Is the last acknowledged value guaranteed to be replicated before the master is closed?

Unfortunately there is nothing mentioned in the description (http://redis.io/commands/shutdown).

Sergei Bobovich asked already the same question in 2013 on the redis.io page but did not get an answer.

Thanks and best regards, Tom

Salvatore Sanfilippo

unread,

Nov 9, 2015, 11:18:43 AM11/9/15

to Redis DB, tom.k...@sap.com

Hello Tom,

currently there is no such guarantee, the suggested procedure is to use:

MULTI
CLIENT PAUSE <milliseconds>
ROLE
EXEC

To get the current offset, stop all the clients, wait for slaves to
reach the same offset (by calling ROLE in the slaves too).
When you are done you can kill the server.
However while the server is paused, you can't issue SHUTDOWN. You have
to kill the pid, or SHUTDOWN after it is available again after the
"pause" time.
What you can do is to sent the above transaction and SHUTDOWN
immediately after, so that it will be processed ASAP.

Why SHUTDOWN cannot ensure slaves are properly aligned? Because that
could take time, or slaves could be resynchronizing at the moment, or
disconnected for a netsplit or whatever, so SHUTDOWN is not a good way
to avoid race conditions during failovers. Sentinel manual failovers
can take care of this better. The same can do Redis Cluster that
performs the CLIENT PAUSE + offset check to slaves for you.

What SHUTDOWN could do that does not, is to at least try to write data
to the slave sockets if there is some room in the kernel buffers. This
look like a good idea but does not provide any guarantee at all, so
would be just an implementation improvement but semantically the same.

Regards,
Salvatore

> --
> You received this message because you are subscribed to the Google Groups
> "Redis DB" group.
> To unsubscribe from this group and stop receiving emails from it, send an
> email to redis-db+u...@googlegroups.com.
> To post to this group, send email to redi...@googlegroups.com.
> Visit this group at http://groups.google.com/group/redis-db.
> For more options, visit https://groups.google.com/d/optout.

--
Salvatore 'antirez' Sanfilippo
open source developer - Redis Labs https://redislabs.com

"If a system is to have conceptual integrity, someone must control the
concepts."
— Fred Brooks, "The Mythical Man-Month", 1975.

Salvatore Sanfilippo

unread,

Nov 9, 2015, 11:28:46 AM11/9/15

to Redis DB, tom.k...@sap.com

On Mon, Nov 9, 2015 at 5:18 PM, Salvatore Sanfilippo <ant...@gmail.com> wrote:
> What SHUTDOWN could do that does not, is to at least try to write data
> to the slave sockets if there is some room in the kernel buffers. This
> look like a good idea but does not provide any guarantee at all, so
> would be just an implementation improvement but semantically the same.

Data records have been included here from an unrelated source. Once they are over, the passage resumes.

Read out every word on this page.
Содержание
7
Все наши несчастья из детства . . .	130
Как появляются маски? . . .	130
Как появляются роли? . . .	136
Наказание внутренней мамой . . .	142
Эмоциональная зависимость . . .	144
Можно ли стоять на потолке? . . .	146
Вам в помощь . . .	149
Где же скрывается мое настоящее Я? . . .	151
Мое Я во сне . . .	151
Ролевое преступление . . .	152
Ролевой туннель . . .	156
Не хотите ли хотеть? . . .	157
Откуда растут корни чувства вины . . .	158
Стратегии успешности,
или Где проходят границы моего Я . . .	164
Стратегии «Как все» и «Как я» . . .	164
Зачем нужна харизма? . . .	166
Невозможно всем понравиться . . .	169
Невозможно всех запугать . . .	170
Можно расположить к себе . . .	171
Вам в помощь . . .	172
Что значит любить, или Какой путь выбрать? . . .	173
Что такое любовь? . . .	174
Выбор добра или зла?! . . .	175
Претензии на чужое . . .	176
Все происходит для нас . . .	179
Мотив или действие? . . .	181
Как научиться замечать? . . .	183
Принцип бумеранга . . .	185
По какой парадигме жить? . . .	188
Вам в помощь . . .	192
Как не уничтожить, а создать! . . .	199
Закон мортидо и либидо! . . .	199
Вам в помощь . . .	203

I implemented the above in unstable / testing (3.2).

Salvatore

tomk...@googlemail.com

unread,

Nov 18, 2015, 7:51:50 AM11/18/15

to Redis DB, tom.k...@sap.com

Hi Salvatore,

thanks for your clear statement and the recommendation on how to do a clean master shutdown in a replication set.

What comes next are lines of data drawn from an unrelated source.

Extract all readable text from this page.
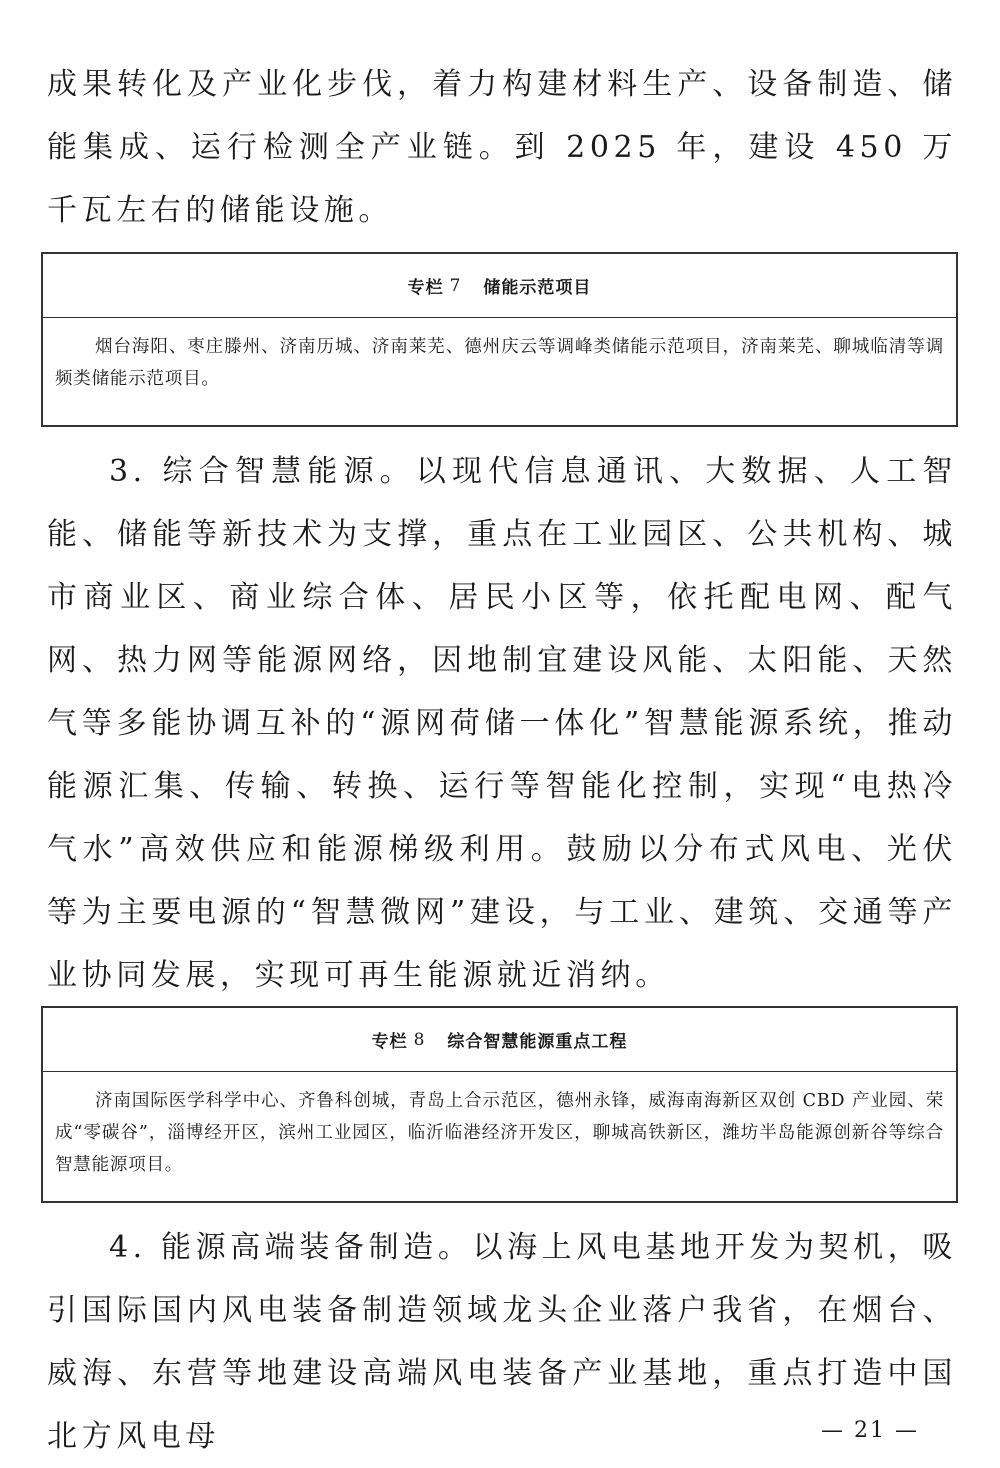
成果转化及产业化步伐，着力构建材料生产、设备制造、储能集成、运行检测全产业链。到 2025 年，建设 450 万千瓦左右的储能设施。

专栏 7 储能示范项目

烟台海阳、枣庄滕州、济南历城、济南莱芜、德州庆云等调峰类储能示范项目，济南莱芜、聊城临清等调频类储能示范项目。

3. 综合智慧能源。以现代信息通讯、大数据、人工智能、储能等新技术为支撑，重点在工业园区、公共机构、城市商业区、商业综合体、居民小区等，依托配电网、配气网、热力网等能源网络，因地制宜建设风能、太阳能、天然气等多能协调互补的“源网荷储一体化”智慧能源系统，推动能源汇集、传输、转换、运行等智能化控制，实现“电热冷气水”高效供应和能源梯级利用。鼓励以分布式风电、光伏等为主要电源的“智慧微网”建设，与工业、建筑、交通等产业协同发展，实现可再生能源就近消纳。

专栏 8 综合智慧能源重点工程

济南国际医学科学中心、齐鲁科创城，青岛上合示范区，德州永锋，威海南海新区双创 CBD 产业园、荣成“零碳谷”，淄博经开区，滨州工业园区，临沂临港经济开发区，聊城高铁新区，潍坊半岛能源创新谷等综合智慧能源项目。

4. 能源高端装备制造。以海上风电基地开发为契机，吸引国际国内风电装备制造领域龙头企业落户我省，在烟台、威海、东营等地建设高端风电装备产业基地，重点打造中国北方风电母	— 21 —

I figured out that we neither can use the CLIENT PAUSE command as it was introduced in 2.9.50, nor can we use the Redis Cluster of 3.0 as we are using Redis 2.8.

But we anyhow have sentinels in place. That's why I focused on the manual failover.

I guess I did something wrong as it showed really bad behavior way worse than the theoretical data loss in the manual master shutdown + automatic failover scenario.

Of course a new master was successfully elected. Our test application is sentinel aware (Jedis). It gets the master via sentinels, writes data until connection is lost, asks for new master and continues with the next value in line.

Theoretically this should be possible without data loss. It really works fine with shutting down the master manually and automatic failover. So far never recognized any data loss. But with the manual failover, data is lost.

Do you have a good solution in place, maybe even some scripts how to update a three availability zone setup with three nodes and three sentinels, one in each zone.

We want to make sure that if we update minor versions, we do not loss data of course.

Our approach is to shutdown one node, independently of the role, update it and start it again. After that continue with the next node, until the last one is updated.